Step 2: Roast or Steam the Broccoli
- Option 1 (Roasted):
Toss broccoli florets with olive oil, salt, pepper, and optional red pepper flakes. Spread on a baking sheet and roast at 400°F (200°C) for 15–18 minutes until edges are golden. - Option 2 (Steamed):
Steam broccoli over boiling water for 5–6 minutes until tender but still bright green.
Step 3: Make the Creamy Garlic Sauce
- In a saucepan, melt butter over medium heat. Add minced garlic and sauté for 1 minute until fragrant.
- Whisk in flour and cook for 1–2 minutes to form a roux.
- Slowly pour in the milk, whisking continuously to avoid lumps.
- Simmer until thickened (about 3–5 minutes), then stir in Parmesan cheese, salt, and pepper.
- Remove from heat and set aside.
Step 4: Assemble the Bowl
- Start with a base of warm rice in each bowl.
- Top with grilled chicken slices and roasted or steamed broccoli.
- Drizzle generously with the creamy garlic sauce.
- Garnish with chopped parsley or green onions, and add lemon wedges on the side for brightness.
Tips
- Add cherry tomatoes, shredded carrots, or avocado slices for extra nutrients and color.
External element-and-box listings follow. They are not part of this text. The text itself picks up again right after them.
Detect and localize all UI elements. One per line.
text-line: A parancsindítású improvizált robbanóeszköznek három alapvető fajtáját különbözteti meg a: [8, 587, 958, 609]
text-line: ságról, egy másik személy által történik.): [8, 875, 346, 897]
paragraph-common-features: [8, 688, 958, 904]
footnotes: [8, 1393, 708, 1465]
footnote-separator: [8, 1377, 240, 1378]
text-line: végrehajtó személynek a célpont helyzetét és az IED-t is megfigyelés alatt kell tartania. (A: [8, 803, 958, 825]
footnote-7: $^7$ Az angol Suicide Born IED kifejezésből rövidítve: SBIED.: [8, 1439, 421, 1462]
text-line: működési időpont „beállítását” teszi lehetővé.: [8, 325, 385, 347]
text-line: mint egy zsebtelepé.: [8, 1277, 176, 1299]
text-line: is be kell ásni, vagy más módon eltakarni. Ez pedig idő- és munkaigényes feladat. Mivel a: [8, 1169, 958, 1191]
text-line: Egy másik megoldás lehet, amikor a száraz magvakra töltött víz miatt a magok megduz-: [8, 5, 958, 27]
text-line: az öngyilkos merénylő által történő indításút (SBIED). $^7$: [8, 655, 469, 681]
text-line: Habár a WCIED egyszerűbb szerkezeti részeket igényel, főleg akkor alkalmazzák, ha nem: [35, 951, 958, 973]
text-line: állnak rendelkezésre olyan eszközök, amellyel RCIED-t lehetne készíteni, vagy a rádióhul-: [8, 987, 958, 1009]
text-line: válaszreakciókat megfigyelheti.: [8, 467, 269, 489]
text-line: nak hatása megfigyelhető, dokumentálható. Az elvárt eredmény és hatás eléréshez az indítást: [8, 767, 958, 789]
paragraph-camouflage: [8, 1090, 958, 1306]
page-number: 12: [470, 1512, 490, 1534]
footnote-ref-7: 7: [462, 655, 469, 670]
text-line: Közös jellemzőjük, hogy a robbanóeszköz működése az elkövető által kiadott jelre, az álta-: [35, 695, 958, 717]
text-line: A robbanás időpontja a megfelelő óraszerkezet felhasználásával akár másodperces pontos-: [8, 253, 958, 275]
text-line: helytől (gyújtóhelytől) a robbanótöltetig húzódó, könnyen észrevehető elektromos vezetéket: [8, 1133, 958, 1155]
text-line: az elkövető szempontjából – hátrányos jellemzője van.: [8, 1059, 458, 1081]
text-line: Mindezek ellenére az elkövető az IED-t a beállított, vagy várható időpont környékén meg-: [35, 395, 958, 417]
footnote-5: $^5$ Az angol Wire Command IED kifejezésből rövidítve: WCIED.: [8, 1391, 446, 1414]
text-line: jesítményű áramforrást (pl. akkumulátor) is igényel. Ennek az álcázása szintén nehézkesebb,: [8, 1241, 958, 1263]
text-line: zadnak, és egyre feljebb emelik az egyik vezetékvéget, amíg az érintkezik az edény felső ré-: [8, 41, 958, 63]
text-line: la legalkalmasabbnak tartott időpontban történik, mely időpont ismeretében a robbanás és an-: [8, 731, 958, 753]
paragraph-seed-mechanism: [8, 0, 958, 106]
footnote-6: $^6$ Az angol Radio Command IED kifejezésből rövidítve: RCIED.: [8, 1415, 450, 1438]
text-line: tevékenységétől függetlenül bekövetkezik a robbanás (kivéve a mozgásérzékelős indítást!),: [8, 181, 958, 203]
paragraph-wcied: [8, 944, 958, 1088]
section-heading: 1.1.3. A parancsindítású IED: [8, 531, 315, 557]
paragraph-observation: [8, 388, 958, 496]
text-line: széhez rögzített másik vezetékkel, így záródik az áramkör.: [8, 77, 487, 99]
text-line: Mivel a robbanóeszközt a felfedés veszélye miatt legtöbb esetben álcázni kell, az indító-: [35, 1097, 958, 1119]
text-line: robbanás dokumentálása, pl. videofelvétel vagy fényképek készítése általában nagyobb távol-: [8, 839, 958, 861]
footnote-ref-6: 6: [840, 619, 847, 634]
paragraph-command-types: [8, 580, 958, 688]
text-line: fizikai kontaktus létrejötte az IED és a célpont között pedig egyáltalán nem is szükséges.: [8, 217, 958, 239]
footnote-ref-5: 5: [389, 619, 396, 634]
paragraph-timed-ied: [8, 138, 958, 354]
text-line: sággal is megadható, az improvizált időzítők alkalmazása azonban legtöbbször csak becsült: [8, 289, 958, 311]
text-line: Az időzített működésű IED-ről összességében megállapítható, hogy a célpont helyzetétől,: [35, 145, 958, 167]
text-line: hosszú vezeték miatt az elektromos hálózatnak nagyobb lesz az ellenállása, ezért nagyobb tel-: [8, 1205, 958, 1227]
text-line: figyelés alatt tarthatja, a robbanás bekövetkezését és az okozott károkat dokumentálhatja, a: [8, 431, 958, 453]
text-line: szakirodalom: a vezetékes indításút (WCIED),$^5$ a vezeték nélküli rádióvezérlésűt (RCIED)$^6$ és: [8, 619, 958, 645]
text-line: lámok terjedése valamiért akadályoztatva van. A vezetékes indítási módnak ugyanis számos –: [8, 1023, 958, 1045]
- You can swap the chicken with grilled tofu for a vegetarian version.
- Double the sauce and store in the fridge—it works great on pasta and veggies too.
Meal Prep Friendly
Let the components cool completely before assembling in airtight containers. Store in the fridge for up to 4 days. Reheat in the microwave and enjoy a homemade healthy meal on busy days!